I kinda doubt that's his problem. The RF amp will more than make up for
any losses and actually there isn't much signal loss in the RF signal
cable anyway unless he has miles of it.

That's why I asked what kind of cable and how long. RG-6 can have upward of 6dB of loss per 100ft at upper UHF freqs, while the old RG-58 would be up around 16dB of loss. There's also loss at each connection point. As you point out, the signal is either on of off with digital TV, and UHF doesn't have long legs.

The cable is less than 50'



Doesn't say anything about having an RF amplifier. What are you using
and where is it located? The antenna's with the amp located in the
antenna rather than at the end of the down cable work best.

The amp is right next to the antenna (6 feet of RG-6 away)
It is a Holland 16 dB.
Good news is I cut all of the ends off and re terminated everything.
It seems to be better but still not what I should expect with the
antenna and amp I have. I am getting a solid 68-69% on the weakest
stations now (on the TiVo signal strength meter). The best is 88%.
Those are all on the 2 towers in the GE picture I posted. The others
are things I don't care about anyway. (Espanol, shopping and Jesus
channels)
The only one that looked bad at all was the one right at the antenna.
I gunked it up with silicone paste and we will see if it holds. If it
screws up again I will go up to my Comcast neighbor and have him make
me up one with snap and seal connectors. I am just too cheap to buy
that tool I guess. He owes me a favor anyway. I am fighting the city
for him about the race car in his driveway.
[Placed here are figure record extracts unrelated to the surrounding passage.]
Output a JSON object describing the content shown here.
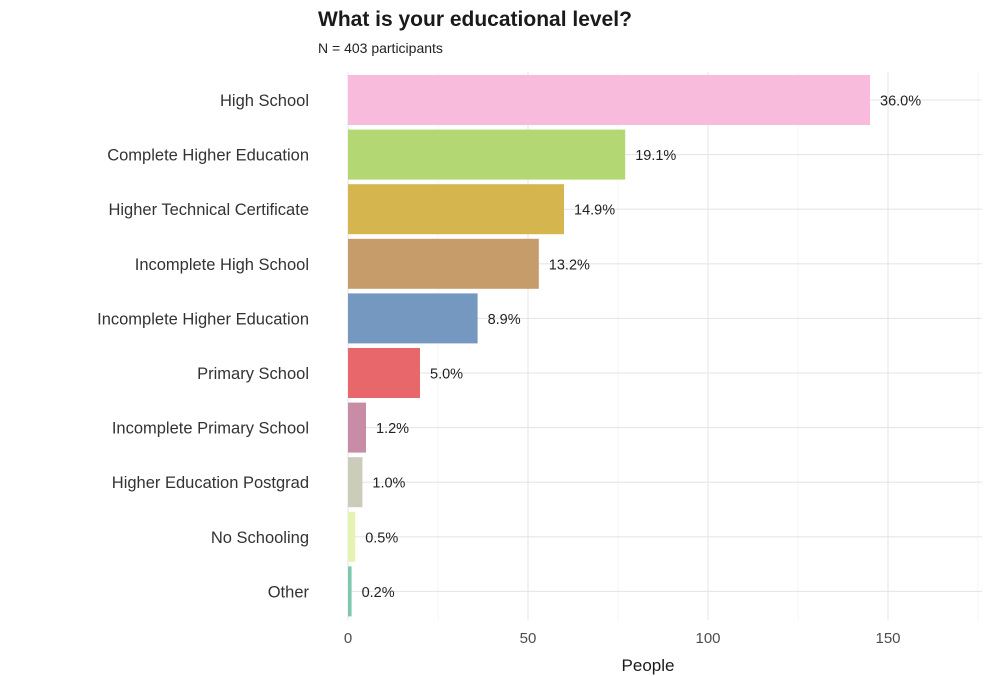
{
  "chart_data": {
    "type": "bar",
    "orientation": "horizontal",
    "title": "What is your educational level?",
    "subtitle": "N = 403 participants",
    "xlabel": "People",
    "ylabel": "",
    "xlim": [
      0,
      175
    ],
    "x_ticks": [
      0,
      50,
      100,
      150
    ],
    "grid": true,
    "legend": "none",
    "categories": [
      "High School",
      "Complete Higher Education",
      "Higher Technical Certificate",
      "Incomplete High School",
      "Incomplete Higher Education",
      "Primary School",
      "Incomplete Primary School",
      "Higher Education Postgrad",
      "No Schooling",
      "Other"
    ],
    "values": [
      145,
      77,
      60,
      53,
      36,
      20,
      5,
      4,
      2,
      1
    ],
    "labels": [
      "36.0%",
      "19.1%",
      "14.9%",
      "13.2%",
      "8.9%",
      "5.0%",
      "1.2%",
      "1.0%",
      "0.5%",
      "0.2%"
    ],
    "colors": [
      "#F8BBDB",
      "#B3D772",
      "#D4B54E",
      "#C79C6B",
      "#7498BF",
      "#E8676A",
      "#C98CA6",
      "#CBCCBA",
      "#E5F3B2",
      "#7FC8B0"
    ]
  }
}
I'm not trying to insult your intelligence, but your are using an inline amplifier with an indoor power inserter, and not a 16 dB attenuator, correct? As sharp as you seem to be with computers and electronics I sure wouldn't expect so, but it doesn't hurt to ask. I just didn't see a 16dB amp in their catalog. Looks like their

LA series amps are the ticket!

http://www.hollandelectronics.com/Holland_Catalog.pdf


Dunno, It looks like a model
HCDA-2


Ah, OK. How do you power that thing up?